The only former I.D.C. members to survive the primary were Senator Diane Savino, of Staten Island, and Senator David Carlucci, of Rockland County.

In another high-profile race, Senator Martin Dilan, who was not part of the I.D.C., was defeated by Julia Salazar, a 27-year-old democratic socialist whose candidacy energized young voters in swaths of gentrifying Brooklyn. [..]

Several of the I.D.C. challengers, as well as Ms. Salazar, had aligned themselves with Alexandria Ocasio-Cortez, the 28-year-old first-time politician who, in a June congressional primary, upset Representative Joseph Crowley, the No. 4 Democrat in the House. Ms. Ocasio-Cortez endorsed Ms. Biaggi and Ms. Ramos. Ms. Ramos’s district overlaps with Ms. Ocasio-Cortez’s. [..]

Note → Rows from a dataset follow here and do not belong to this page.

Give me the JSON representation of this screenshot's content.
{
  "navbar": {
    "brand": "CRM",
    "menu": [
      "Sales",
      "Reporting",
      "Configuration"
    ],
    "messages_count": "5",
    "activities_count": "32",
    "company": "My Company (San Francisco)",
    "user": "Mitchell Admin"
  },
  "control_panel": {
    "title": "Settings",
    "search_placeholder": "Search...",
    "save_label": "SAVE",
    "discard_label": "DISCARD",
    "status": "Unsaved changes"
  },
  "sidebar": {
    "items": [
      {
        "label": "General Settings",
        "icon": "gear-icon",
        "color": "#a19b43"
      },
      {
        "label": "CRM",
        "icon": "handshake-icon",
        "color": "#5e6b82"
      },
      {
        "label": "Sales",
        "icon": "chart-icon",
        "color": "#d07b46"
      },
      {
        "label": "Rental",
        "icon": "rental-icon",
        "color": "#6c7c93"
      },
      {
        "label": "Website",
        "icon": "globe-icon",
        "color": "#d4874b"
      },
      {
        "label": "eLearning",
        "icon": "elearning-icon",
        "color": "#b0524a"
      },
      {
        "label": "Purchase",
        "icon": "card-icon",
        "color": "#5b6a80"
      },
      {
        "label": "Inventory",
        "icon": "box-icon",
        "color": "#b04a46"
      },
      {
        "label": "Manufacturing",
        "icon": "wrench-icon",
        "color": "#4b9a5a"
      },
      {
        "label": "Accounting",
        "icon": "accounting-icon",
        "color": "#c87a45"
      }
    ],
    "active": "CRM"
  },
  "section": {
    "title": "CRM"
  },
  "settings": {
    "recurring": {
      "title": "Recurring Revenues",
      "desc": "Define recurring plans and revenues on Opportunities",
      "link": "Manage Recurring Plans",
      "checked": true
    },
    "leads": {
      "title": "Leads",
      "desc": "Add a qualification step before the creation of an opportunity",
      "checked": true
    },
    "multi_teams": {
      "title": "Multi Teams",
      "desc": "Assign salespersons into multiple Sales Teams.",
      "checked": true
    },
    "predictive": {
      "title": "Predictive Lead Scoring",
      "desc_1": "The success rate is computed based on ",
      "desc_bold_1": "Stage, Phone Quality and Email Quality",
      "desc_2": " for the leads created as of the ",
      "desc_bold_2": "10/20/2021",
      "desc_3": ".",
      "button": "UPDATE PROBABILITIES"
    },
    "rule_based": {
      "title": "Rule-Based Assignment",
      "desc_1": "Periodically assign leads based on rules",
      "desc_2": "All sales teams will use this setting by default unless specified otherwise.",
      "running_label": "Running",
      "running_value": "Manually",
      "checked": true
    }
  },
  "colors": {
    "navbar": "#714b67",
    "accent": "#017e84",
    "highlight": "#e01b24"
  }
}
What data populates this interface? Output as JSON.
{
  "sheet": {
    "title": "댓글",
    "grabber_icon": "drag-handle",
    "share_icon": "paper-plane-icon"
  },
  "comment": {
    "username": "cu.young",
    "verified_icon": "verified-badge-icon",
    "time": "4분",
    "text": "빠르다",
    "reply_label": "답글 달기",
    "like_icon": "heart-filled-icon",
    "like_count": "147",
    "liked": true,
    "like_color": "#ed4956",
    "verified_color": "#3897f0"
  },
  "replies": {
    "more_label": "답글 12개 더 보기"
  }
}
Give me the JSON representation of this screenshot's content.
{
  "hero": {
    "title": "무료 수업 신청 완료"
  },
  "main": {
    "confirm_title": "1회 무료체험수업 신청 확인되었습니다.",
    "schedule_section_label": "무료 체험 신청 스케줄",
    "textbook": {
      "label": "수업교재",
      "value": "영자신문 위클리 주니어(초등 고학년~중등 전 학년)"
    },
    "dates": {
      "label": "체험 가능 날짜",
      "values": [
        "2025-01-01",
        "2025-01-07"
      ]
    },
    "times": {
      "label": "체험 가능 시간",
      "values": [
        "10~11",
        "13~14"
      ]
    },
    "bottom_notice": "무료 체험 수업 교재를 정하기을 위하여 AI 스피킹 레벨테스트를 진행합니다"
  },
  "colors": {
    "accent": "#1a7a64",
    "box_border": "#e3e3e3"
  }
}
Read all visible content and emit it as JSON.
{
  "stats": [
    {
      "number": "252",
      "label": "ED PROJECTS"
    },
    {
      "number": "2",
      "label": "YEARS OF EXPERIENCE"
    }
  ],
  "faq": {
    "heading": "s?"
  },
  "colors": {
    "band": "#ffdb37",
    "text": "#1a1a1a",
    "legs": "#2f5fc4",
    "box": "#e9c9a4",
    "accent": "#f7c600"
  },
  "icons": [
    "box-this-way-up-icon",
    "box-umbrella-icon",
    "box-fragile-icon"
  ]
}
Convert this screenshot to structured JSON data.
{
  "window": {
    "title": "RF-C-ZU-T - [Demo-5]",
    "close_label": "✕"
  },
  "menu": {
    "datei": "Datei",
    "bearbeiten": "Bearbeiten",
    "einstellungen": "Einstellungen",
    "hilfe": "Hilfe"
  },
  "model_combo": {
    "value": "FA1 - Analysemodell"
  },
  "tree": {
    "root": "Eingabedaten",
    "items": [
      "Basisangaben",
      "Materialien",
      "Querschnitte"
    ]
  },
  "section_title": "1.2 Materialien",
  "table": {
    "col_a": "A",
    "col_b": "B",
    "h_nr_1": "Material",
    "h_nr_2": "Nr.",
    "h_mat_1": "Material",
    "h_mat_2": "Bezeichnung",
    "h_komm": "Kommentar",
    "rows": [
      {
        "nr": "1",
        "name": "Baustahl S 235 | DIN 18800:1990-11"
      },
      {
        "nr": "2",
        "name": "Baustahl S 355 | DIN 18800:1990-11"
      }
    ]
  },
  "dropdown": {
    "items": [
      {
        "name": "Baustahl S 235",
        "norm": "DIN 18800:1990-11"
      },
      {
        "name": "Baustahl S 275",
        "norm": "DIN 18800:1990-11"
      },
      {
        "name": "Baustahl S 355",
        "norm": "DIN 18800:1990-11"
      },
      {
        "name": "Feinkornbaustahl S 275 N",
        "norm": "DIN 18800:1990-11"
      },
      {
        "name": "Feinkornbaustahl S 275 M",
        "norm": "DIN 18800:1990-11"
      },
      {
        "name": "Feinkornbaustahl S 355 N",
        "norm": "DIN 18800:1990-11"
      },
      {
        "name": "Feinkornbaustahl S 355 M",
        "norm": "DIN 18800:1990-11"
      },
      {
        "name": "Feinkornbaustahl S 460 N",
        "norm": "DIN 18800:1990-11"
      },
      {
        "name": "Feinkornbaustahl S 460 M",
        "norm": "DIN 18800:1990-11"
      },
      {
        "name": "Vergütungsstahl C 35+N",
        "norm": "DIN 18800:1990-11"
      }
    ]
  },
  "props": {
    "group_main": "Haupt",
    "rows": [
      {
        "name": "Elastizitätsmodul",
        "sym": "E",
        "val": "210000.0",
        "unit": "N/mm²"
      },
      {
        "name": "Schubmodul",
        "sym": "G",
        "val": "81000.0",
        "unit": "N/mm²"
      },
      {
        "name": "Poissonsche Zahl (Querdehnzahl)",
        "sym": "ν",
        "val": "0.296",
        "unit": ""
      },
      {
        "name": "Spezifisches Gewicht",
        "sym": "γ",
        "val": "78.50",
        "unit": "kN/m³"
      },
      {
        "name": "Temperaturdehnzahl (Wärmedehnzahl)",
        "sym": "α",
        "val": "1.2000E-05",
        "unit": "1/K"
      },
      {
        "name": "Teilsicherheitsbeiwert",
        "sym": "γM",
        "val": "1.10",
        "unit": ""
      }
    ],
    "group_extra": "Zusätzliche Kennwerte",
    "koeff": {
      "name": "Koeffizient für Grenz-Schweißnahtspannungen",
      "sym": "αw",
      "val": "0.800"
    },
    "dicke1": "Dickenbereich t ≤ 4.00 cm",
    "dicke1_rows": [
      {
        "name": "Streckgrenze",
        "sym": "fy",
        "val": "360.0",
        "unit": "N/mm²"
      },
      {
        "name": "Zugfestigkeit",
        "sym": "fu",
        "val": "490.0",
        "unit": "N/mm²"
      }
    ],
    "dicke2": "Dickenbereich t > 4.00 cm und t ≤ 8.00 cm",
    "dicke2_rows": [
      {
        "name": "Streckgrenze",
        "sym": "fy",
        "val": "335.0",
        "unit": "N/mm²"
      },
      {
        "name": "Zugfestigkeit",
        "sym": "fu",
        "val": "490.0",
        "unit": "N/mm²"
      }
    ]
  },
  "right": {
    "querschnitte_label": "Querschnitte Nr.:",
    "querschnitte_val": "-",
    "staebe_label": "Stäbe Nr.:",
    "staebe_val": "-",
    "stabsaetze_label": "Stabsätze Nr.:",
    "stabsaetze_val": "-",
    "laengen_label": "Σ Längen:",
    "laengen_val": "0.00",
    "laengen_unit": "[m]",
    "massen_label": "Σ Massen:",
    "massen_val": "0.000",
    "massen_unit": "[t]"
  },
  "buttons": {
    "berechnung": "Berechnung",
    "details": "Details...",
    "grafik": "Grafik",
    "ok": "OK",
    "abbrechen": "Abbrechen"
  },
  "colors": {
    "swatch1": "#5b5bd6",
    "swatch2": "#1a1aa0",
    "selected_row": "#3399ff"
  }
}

The I.D.C. challengers also allied themselves with Ms. Nixon’s opposition to Mr. Cuomo, and to Zephyr Teachout’s attorney general bid. The Working Families Party, a progressive minor party and frequent antagonist of the governor, endorsed all the challengers and provided training and staff for their campaigns.

Bill Lipton, the state director of the W.F.P., cast the I.D.C. losses as a major triumph, even in the face of Ms. Nixon’s defeat. [..]

The I.D.C. members had faced primary challenges before, and they had long been a target for Democratic activists. But that anger, for years restricted to only the most politically attuned New Yorkers, crested over the past few months, in tandem with the surge of progressive energy nationwide after the 2016 presidential election.

Activists began calling the I.D.C. members “Trump Democrats” and sought to educate voters who knew nothing about their senators’ so-called betrayal.

The move by the IDC to dissolve back in April was a self-serving move to stop the progressive movement. They had done so before and activists, rightly, assumed they would again fail to keep their promise to return to the Democratic side of the aisle.

The often used phrase by former Speaker of the U.S. House of Representatives Tip O’Neill that “all politics is local” has proven to be very true in New York. There is still a long way to go. On November 6, these progressive candidates will have to win in order to flip the state Senate and flip some other vulnerable Republican held seats. If the trend holds and voters continue to channel their anger into results, Andrew Cuomo will face a very different state legislature in January, one that is not so friendly to his right wing policies.

The fight to take back this country and protect our democracy from the elements of the right wing that would see it destroyed begins at local elections. If these races for control of the New York State Senate are any example, progressives are winning the battles.